Federally
Backed Mortgage Notes
Conservative investors desiring income
can do better than many other alternatives by investing in federally
guaranteed and federally backed mortgage notes. The notes issued
by Ginnie Mae, Freddie Mac and Fannie Mae often provide yields
1% to 1.5% better than Treasury notes. And for investors willing
to make the required tradeoff, the extra income can be welcome.
Mortgage notes have an implied AAA rating.
Therefore, the credit markets do not consider them to have more
credit risk than treasury securities. But while treasury securities
have a fixed maturity date, mortgage notes do not. And you
get a higher yield for accepting that variability.
When you invest in mortgage notes, you
are lending your money to a group of people to buy homes (with
the federal agency or federally sponsored corporation guaranteeing
your money). If the borrowers move and pay off their mortgage
or refinance, you get paid back. This could happen at any time.

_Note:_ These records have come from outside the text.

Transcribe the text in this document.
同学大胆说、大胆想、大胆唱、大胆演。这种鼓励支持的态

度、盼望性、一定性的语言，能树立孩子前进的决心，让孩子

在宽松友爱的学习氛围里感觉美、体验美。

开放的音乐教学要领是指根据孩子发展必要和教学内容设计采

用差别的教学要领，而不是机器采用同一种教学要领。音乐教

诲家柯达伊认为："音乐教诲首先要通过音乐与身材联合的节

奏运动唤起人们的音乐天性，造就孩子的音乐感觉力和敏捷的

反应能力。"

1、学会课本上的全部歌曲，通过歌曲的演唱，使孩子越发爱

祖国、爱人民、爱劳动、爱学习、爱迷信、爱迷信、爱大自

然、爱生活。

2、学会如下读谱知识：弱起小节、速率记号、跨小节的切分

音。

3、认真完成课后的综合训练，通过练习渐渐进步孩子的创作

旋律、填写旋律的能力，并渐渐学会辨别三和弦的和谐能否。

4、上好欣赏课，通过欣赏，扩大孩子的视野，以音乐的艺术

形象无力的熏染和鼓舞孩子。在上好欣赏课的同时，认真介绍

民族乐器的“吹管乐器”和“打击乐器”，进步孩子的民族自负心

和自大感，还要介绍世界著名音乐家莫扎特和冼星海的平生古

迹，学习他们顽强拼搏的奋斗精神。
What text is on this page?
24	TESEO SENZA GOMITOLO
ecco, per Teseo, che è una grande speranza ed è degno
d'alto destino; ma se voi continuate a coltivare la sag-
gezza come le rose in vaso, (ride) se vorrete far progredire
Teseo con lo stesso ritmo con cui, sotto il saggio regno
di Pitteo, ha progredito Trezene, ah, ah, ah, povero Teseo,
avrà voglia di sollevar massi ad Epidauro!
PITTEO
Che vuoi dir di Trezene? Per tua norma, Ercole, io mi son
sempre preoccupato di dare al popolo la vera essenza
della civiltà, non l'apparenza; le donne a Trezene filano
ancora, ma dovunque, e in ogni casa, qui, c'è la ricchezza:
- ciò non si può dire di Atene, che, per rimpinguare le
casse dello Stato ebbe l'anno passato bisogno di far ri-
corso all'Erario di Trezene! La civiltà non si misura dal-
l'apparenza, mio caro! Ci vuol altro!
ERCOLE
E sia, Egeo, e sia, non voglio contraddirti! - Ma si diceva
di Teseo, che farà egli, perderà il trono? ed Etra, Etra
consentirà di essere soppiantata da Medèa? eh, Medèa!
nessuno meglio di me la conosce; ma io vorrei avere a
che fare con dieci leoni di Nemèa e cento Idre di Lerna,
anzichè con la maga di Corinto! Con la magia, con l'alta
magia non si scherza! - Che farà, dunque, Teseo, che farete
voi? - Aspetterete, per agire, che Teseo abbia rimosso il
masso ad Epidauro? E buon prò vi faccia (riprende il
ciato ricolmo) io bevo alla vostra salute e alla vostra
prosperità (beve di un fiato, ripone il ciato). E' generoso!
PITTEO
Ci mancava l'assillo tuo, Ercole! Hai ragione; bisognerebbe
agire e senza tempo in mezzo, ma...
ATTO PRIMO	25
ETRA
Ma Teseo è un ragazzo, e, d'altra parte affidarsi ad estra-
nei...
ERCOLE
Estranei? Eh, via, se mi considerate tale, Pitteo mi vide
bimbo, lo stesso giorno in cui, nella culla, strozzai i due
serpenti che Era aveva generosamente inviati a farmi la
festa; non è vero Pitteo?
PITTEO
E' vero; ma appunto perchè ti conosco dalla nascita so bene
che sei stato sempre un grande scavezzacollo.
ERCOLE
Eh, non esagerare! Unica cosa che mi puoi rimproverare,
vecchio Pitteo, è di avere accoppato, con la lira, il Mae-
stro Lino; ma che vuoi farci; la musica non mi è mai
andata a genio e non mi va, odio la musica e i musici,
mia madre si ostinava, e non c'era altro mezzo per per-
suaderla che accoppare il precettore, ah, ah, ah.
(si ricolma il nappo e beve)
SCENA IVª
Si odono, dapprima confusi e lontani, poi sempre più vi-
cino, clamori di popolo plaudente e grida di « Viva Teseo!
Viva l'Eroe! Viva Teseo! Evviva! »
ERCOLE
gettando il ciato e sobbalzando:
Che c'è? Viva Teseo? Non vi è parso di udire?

You could get payments or principal at any time. For many seniors,
this is not a big negative because the return of their principal
is of utmost importance, which is assured if you hold the notes
to maturity (various maturity options are readily available).
If extra income is desired without sacrifice
of credit quality, check off for information on mortgage notes.
(Note that with mortgage securities, the yield and average life
consider prepayment assumptions that may or may not be met.
Changes in payments may significantly affect yield and average
life. Both treasury securities and mortgage notes have a fixed
percentage yield and treasury securities have a fixed maturity).